Detrás de este bebé que sostiene un hombre que se dedica a ser Guardia Civil -pero un hombre al fin y al cabo-, había ayer 8.000 personas más a las que su gobierno trata como marionetas, pero que son personas como tú y como yo al fin y al cabo. El bebé, de apenas unos meses -un bebé como los nuestros, al fin y al cabo- no recordará la estampa, ni se reconocerá en ella aunque le digan, tantos años después, que ese bebé era él. No sé si ella. El caso es que le contarán, cuando tenga uso de razón, que él -o ella- no se ahogó aquel día porque ese hombre lo alzó del agua, como con la mano de Dios, y lo salvó de una muerte segura para lanzarlo a una vida casual. Se lo contarán, y a él -o a ella- le parecerá un cuento ajeno. Los demás sabremos que no es cuento.
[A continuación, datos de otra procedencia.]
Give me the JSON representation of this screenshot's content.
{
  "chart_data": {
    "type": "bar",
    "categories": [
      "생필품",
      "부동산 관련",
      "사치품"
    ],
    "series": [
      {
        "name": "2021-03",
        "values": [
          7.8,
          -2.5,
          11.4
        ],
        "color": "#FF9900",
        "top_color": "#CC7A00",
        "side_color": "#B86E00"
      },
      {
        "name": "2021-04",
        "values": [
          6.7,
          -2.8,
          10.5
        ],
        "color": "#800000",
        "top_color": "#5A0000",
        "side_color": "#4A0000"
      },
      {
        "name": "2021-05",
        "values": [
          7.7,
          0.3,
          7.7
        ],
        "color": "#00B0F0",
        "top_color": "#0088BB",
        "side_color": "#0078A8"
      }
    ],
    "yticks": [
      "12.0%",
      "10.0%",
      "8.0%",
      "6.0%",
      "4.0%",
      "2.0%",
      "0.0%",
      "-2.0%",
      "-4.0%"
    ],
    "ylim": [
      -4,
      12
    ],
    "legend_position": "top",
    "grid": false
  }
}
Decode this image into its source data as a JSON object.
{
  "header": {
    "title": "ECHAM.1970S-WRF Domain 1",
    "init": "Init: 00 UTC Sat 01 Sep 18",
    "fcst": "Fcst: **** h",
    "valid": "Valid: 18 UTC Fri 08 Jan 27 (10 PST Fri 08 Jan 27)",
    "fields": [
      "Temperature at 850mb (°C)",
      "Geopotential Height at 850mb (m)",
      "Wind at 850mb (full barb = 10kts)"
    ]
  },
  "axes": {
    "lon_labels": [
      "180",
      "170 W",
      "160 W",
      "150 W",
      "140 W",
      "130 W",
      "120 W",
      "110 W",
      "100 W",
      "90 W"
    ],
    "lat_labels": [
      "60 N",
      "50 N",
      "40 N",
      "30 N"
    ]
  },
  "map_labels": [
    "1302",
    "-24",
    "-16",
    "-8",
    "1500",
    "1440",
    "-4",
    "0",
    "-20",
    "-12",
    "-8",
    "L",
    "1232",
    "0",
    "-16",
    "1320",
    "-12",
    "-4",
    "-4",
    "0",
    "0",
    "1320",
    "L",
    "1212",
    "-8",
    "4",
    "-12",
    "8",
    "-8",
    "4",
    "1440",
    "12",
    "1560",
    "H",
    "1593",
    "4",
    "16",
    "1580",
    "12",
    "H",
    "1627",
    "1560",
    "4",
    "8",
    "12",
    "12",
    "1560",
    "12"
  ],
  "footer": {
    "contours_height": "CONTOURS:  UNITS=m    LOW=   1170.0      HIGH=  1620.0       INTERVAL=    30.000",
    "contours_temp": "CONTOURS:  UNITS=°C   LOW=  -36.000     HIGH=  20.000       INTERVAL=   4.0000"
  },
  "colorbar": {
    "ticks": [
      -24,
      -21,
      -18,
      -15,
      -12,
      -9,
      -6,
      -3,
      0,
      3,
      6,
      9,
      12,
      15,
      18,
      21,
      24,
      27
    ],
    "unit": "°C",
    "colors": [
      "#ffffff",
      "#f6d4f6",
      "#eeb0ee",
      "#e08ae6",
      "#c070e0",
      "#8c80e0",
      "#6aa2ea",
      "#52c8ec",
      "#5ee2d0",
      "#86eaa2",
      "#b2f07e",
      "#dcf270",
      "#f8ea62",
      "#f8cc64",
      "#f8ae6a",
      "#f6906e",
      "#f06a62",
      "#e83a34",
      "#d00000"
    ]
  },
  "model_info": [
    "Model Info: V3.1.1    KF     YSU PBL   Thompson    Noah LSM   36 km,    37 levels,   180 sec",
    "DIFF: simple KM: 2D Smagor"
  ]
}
No es ningún cuento lo que está ocurriendo: que un gobierno amenace a otro usando a gente como arma, utilizando a su propia gente -bebés incluidos- como maldita munición contra otra gente. Y entre esta gente -nosotros- la hay que hoy se está frotando las manos porque puede gritar que es verdad, que Marruecos nos invade, que a la vista está, aunque lo que no esté tan a la vista y sea mucho más cierto, sin embargo, sea que en el siglo XXI se pueda usar a un bebé como arma arrojadiza y que su salvación dependa de la buena voluntad no de ninguna institución acorralada -que siempre puede hacer un informe justificativo de los efectos colaterales de los que nadie tiene culpa- sino de un hombre que casualmente era Guardia Civil y afortunadamente le latía el corazón al mismo son que al bebé: a ese ritmo frenético de los humanos cuando descubrimos en el match point entre la vida y la muerte que sí, que estamos hechos de la misma carne. Menos mal.
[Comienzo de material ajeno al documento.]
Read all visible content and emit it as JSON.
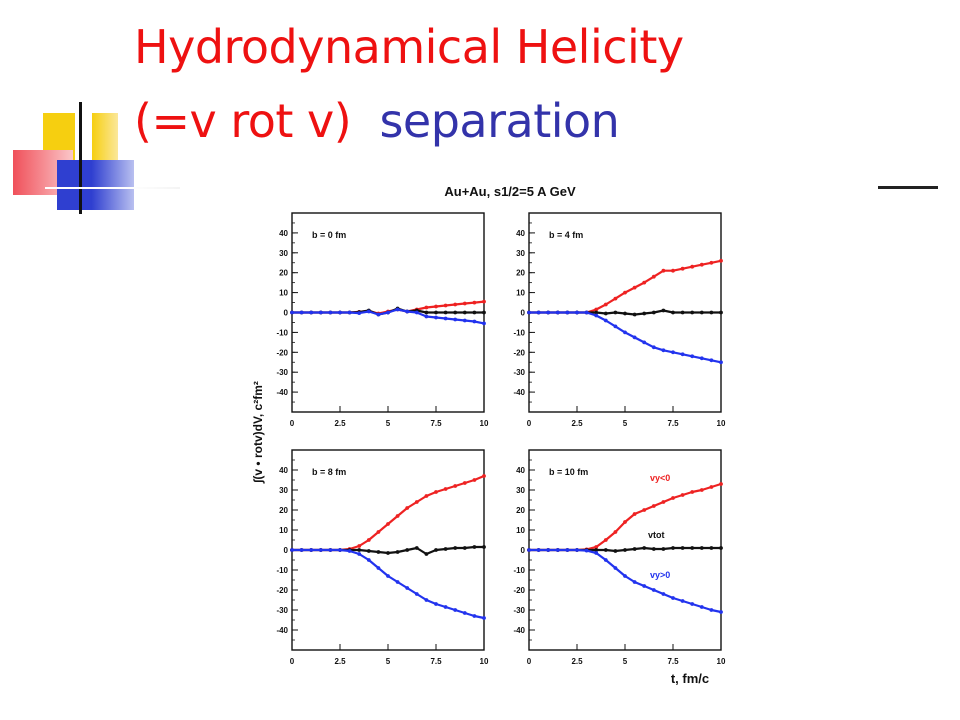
{
  "slide": {
    "title_line1": "Hydrodynamical Helicity",
    "title_line2a": "(=v rot v)",
    "title_line2b": "  separation",
    "colors": {
      "title_red": "#ee1111",
      "title_blue": "#3333aa",
      "deco_yellow": "#f6cf10",
      "deco_blue": "#2f3fd0",
      "deco_red": "#f0505a"
    }
  },
  "chart_data": {
    "type": "line",
    "title": "Au+Au, s1/2=5 A GeV",
    "xlabel": "t, fm/c",
    "ylabel": "∫(v • rotv)dV, c²fm²",
    "xlim": [
      0,
      10
    ],
    "ylim": [
      -50,
      50
    ],
    "x_ticks": [
      "0",
      "2.5",
      "5",
      "7.5",
      "10"
    ],
    "y_ticks": [
      "40",
      "30",
      "20",
      "10",
      "0",
      "-10",
      "-20",
      "-30",
      "-40"
    ],
    "grid": false,
    "series_colors": {
      "vy_neg": "#ee2222",
      "vtot": "#111111",
      "vy_pos": "#2233ee"
    },
    "annotations": {
      "vy_neg": "vy<0",
      "vtot": "vtot",
      "vy_pos": "vy>0"
    },
    "panels": [
      {
        "label": "b = 0 fm",
        "x": [
          0,
          0.5,
          1,
          1.5,
          2,
          2.5,
          3,
          3.5,
          4,
          4.5,
          5,
          5.5,
          6,
          6.5,
          7,
          7.5,
          8,
          8.5,
          9,
          9.5,
          10
        ],
        "series": [
          {
            "key": "vy_neg",
            "values": [
              0,
              0,
              0,
              0,
              0,
              0,
              0,
              0.3,
              0.8,
              -0.5,
              0.5,
              1.5,
              0.5,
              1.5,
              2.5,
              3,
              3.5,
              4,
              4.5,
              5,
              5.5
            ]
          },
          {
            "key": "vtot",
            "values": [
              0,
              0,
              0,
              0,
              0,
              0,
              0,
              0.2,
              1,
              -1,
              0,
              2,
              0.5,
              1,
              0,
              0,
              0,
              0,
              0,
              0,
              0
            ]
          },
          {
            "key": "vy_pos",
            "values": [
              0,
              0,
              0,
              0,
              0,
              0,
              0,
              -0.3,
              0.5,
              -1,
              0,
              1.5,
              0.5,
              0,
              -2,
              -2.5,
              -3,
              -3.5,
              -4,
              -4.5,
              -5.5
            ]
          }
        ]
      },
      {
        "label": "b = 4 fm",
        "x": [
          0,
          0.5,
          1,
          1.5,
          2,
          2.5,
          3,
          3.5,
          4,
          4.5,
          5,
          5.5,
          6,
          6.5,
          7,
          7.5,
          8,
          8.5,
          9,
          9.5,
          10
        ],
        "series": [
          {
            "key": "vy_neg",
            "values": [
              0,
              0,
              0,
              0,
              0,
              0,
              0,
              1.5,
              4,
              7,
              10,
              12.5,
              15,
              18,
              21,
              21,
              22,
              23,
              24,
              25,
              26
            ]
          },
          {
            "key": "vtot",
            "values": [
              0,
              0,
              0,
              0,
              0,
              0,
              0,
              0,
              -0.5,
              0,
              -0.5,
              -1,
              -0.5,
              0,
              1,
              0,
              0,
              0,
              0,
              0,
              0
            ]
          },
          {
            "key": "vy_pos",
            "values": [
              0,
              0,
              0,
              0,
              0,
              0,
              0,
              -1.5,
              -4,
              -7,
              -10,
              -12.5,
              -15,
              -17.5,
              -19,
              -20,
              -21,
              -22,
              -23,
              -24,
              -25
            ]
          }
        ]
      },
      {
        "label": "b = 8 fm",
        "x": [
          0,
          0.5,
          1,
          1.5,
          2,
          2.5,
          3,
          3.5,
          4,
          4.5,
          5,
          5.5,
          6,
          6.5,
          7,
          7.5,
          8,
          8.5,
          9,
          9.5,
          10
        ],
        "series": [
          {
            "key": "vy_neg",
            "values": [
              0,
              0,
              0,
              0,
              0,
              0,
              0.5,
              2,
              5,
              9,
              13,
              17,
              21,
              24,
              27,
              29,
              30.5,
              32,
              33.5,
              35,
              37
            ]
          },
          {
            "key": "vtot",
            "values": [
              0,
              0,
              0,
              0,
              0,
              0,
              0,
              0,
              -0.5,
              -1,
              -1.5,
              -1,
              0,
              1,
              -2,
              0,
              0.5,
              1,
              1,
              1.5,
              1.5
            ]
          },
          {
            "key": "vy_pos",
            "values": [
              0,
              0,
              0,
              0,
              0,
              0,
              -0.5,
              -2,
              -5,
              -9,
              -13,
              -16,
              -19,
              -22,
              -25,
              -27,
              -28.5,
              -30,
              -31.5,
              -33,
              -34
            ]
          }
        ]
      },
      {
        "label": "b = 10 fm",
        "x": [
          0,
          0.5,
          1,
          1.5,
          2,
          2.5,
          3,
          3.5,
          4,
          4.5,
          5,
          5.5,
          6,
          6.5,
          7,
          7.5,
          8,
          8.5,
          9,
          9.5,
          10
        ],
        "series": [
          {
            "key": "vy_neg",
            "values": [
              0,
              0,
              0,
              0,
              0,
              0,
              0.3,
              1.5,
              5,
              9,
              14,
              18,
              20,
              22,
              24,
              26,
              27.5,
              29,
              30,
              31.5,
              33
            ]
          },
          {
            "key": "vtot",
            "values": [
              0,
              0,
              0,
              0,
              0,
              0,
              0,
              0,
              0,
              -0.5,
              0,
              0.5,
              1,
              0.5,
              0.5,
              1,
              1,
              1,
              1,
              1,
              1
            ]
          },
          {
            "key": "vy_pos",
            "values": [
              0,
              0,
              0,
              0,
              0,
              0,
              -0.3,
              -1.5,
              -5,
              -9,
              -13,
              -16,
              -18,
              -20,
              -22,
              -24,
              -25.5,
              -27,
              -28.5,
              -30,
              -31
            ]
          }
        ]
      }
    ]
  }
}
Pero el asunto es triste, tristísimo. Porque el bebé, carne mínima, elemental, de lo que significa ser humano, pende en la superficie del agua como carnaza de un estado contra otro, y esas gotas de agua que en la imagen no apreciamos si es que llueve sobre mojado o son los salpicones mismos del mar embravecido, y con razón, representan en todo caso el agua ventolera que todo lo lava, lo enjuaga, lo olvida, lo borra como si nunca hubiera pasado. Tenemos que esforzarnos por recordar ya a aquel niño turco, Aylan, que fue un bebé de carne y hueso convertido luego en icono de las justas causas más prometedoras.
Resulta tremendamente creativo y sentimentaloide, es decir, cínico, convertir en arte desde Occidente lo que en puridad no es sino falta de ecologismo con Oriente, falta de vergüenza torera del Norte con el Sur, miseria empedernida por los siglos de los siglos.
La imagen, por efecto de la marea, inunda las redes desde ayer, pero en esas redes quedaremos atrapados una vez más, sin que nadie sepa nada no solo del bebé dentro de un mes, un año, una vida, qué sé yo, que también me tendré que ir, sino de las razones profundas por las que un gobierno juega con otro al poder sin importarle absolutamente nada la vida de gente que vale exactamente lo mismo que la gente que gobierna. Sin que nadie sepa por qué sigue habiendo gente que sigue pensando en su derecho a vivir aquí o allá frente al derecho de estos o aquellos seres humanos a los que el azar maldijo con nacer o morir allí o más allá, al otro lado de esa conciencia asesina que hoy considera, fríamente, que la única solución es no rescatar a nadie para que dejen de venir, porque con tanta invasión no podemos.
Es cierto: llevan años invadiéndonos, pero no de vidas ansiosas por vivir, sino de podredumbre contra la vida misma. Llevan años y algo están consiguiendo.